As the world marks international Tuberculosis day, a new study has revealed a frightening rise in the past 15 years in tuberculosis cases in Africa. Correspondent Scott Bobb reports from our Southern Africa Bureau in Johannesburg.
International experts (from South Africa and the United States), writing in the New England Journal of Medicine on the eve of TB Day, say Africa is facing the worst tuberculosis epidemic since the invention of antibiotics.
They note that Africa, which is home to 11 percent of the world's population, carries 29 percent of the world's TB cases and 34 percent of its TB-related deaths. And they quote statistics of the World Health Organization as saying that from 1990 to the year 2005, the incidence of TB more than doubled, mainly in southern, eastern and central African nations.

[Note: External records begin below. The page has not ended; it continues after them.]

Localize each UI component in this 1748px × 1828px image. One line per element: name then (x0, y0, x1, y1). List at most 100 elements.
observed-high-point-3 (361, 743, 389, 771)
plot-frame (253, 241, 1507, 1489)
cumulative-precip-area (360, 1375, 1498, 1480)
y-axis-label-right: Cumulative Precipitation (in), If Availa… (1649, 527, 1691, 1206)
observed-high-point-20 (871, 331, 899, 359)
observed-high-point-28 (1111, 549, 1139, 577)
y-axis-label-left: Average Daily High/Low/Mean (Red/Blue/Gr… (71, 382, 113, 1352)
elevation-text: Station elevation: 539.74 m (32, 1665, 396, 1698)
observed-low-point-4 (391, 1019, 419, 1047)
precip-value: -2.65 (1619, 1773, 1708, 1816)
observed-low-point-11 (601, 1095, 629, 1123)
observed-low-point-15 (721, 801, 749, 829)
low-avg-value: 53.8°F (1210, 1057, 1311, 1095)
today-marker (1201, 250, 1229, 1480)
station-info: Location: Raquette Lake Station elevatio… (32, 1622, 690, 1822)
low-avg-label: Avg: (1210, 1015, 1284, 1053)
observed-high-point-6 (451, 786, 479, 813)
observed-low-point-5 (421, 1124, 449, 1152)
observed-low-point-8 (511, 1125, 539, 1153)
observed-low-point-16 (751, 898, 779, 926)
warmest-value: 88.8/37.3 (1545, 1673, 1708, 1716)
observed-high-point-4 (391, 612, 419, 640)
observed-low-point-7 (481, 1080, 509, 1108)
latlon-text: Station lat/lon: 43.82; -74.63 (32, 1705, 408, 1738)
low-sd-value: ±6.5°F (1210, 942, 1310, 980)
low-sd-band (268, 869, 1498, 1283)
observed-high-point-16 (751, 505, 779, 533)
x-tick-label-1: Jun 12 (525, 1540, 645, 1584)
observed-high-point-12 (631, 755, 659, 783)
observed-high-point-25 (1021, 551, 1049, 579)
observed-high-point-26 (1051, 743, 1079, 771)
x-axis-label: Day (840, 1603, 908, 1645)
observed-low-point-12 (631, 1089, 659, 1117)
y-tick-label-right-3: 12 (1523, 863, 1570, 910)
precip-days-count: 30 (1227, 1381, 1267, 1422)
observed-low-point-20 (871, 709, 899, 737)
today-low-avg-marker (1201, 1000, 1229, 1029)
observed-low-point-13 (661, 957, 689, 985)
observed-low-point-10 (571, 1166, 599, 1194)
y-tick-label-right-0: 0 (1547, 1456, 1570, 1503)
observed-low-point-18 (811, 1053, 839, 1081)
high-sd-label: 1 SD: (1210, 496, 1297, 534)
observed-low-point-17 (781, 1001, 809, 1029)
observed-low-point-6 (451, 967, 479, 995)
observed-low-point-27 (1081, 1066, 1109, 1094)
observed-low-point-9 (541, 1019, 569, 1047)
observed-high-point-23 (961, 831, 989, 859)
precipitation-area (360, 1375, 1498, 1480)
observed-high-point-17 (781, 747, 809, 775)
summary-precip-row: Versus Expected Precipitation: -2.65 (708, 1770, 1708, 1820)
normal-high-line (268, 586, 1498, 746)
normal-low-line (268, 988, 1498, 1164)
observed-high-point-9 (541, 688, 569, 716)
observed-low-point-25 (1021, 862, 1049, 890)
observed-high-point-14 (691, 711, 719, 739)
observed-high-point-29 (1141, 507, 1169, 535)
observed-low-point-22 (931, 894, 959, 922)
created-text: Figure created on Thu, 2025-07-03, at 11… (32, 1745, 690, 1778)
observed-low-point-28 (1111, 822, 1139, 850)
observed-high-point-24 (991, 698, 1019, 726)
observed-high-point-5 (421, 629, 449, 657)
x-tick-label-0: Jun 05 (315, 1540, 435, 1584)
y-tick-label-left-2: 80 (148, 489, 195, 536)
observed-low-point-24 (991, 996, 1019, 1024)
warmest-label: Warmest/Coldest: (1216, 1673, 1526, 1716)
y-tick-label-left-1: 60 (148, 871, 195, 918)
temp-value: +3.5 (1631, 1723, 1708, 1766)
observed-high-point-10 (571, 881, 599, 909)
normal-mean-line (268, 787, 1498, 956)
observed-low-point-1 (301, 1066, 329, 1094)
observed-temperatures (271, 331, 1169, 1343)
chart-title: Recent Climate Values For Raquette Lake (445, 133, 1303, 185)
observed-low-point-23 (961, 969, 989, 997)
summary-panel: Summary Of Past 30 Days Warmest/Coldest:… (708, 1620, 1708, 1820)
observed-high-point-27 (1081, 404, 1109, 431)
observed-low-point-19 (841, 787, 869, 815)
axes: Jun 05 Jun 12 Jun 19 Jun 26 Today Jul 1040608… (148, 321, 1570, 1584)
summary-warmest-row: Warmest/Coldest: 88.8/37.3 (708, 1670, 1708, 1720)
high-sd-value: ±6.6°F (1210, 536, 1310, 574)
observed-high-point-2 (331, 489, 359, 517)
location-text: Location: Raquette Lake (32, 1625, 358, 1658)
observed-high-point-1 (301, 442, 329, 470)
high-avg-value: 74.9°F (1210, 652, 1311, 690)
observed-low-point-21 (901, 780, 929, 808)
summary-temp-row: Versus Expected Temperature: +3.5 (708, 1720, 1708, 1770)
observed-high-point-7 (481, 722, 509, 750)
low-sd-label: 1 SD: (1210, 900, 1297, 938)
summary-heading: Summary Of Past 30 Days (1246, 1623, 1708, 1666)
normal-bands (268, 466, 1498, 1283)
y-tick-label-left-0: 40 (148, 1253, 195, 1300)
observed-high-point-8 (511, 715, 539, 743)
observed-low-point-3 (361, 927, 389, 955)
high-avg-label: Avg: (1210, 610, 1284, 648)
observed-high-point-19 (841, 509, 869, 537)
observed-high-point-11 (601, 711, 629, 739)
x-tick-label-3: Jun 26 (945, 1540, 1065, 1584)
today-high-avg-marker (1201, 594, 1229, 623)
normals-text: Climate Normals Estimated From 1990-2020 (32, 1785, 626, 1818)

The head of an HIV research unit at Johannesburg's Witswatersrand University, Francois Venter, says a major cause is HIV/AIDS which weakens a person's ability to fight disease.
"The risk of acquiring TB if you're HIV positive is so huge, coupled with the fact that there's so much TB floating around in this community that conventional approaches to prevention and treatment are not going to win," Venter said.
TB is a highly infectious disease that is spread through the air usually by the cough of an infected person. More than three million people in Africa are living with TB and a half-million die from it each year.
The report says that health care systems in many countries have difficulty responding to the threat because of a lack of funding, personnel, drugs and laboratories.
Venter volunteers at hospitals in less wealthy parts of South Africa.
"The numbers of patients with TB are astronomical," he said. "Every morning we do a ward around here and it's just TB, TB and more TB, a dozen different forms but all of it TB. It's scary to me that there doesn't seem to be a plan."
Tuberculosis is treatable but diagnosis can take a long time during which period the victim is in the community spreading the disease.
Experts say that many TB victims die before they are diagnosed and many who are diagnosed die anyway because they begin treatment too late.
Another aggravating factor is the emergence of TB strains that are resistant to most drugs. Almost all victims of these strains are HIV positive and few of them are ever cured.
Venter says progress against HIV/AIDS is being made thanks to greater funding, aggressive education campaigns and the growing availability of anti-retroviral drugs to fight the virus.
"We learned from the HIV program that if we support patients actively - and this means support groups, free parcels (of food), counseling, explanations - people will take their treatments," he said.
He says current TB programs are not working and as a result governments and policy makers need to declare a TB emergency similar to that for HIV/AIDS.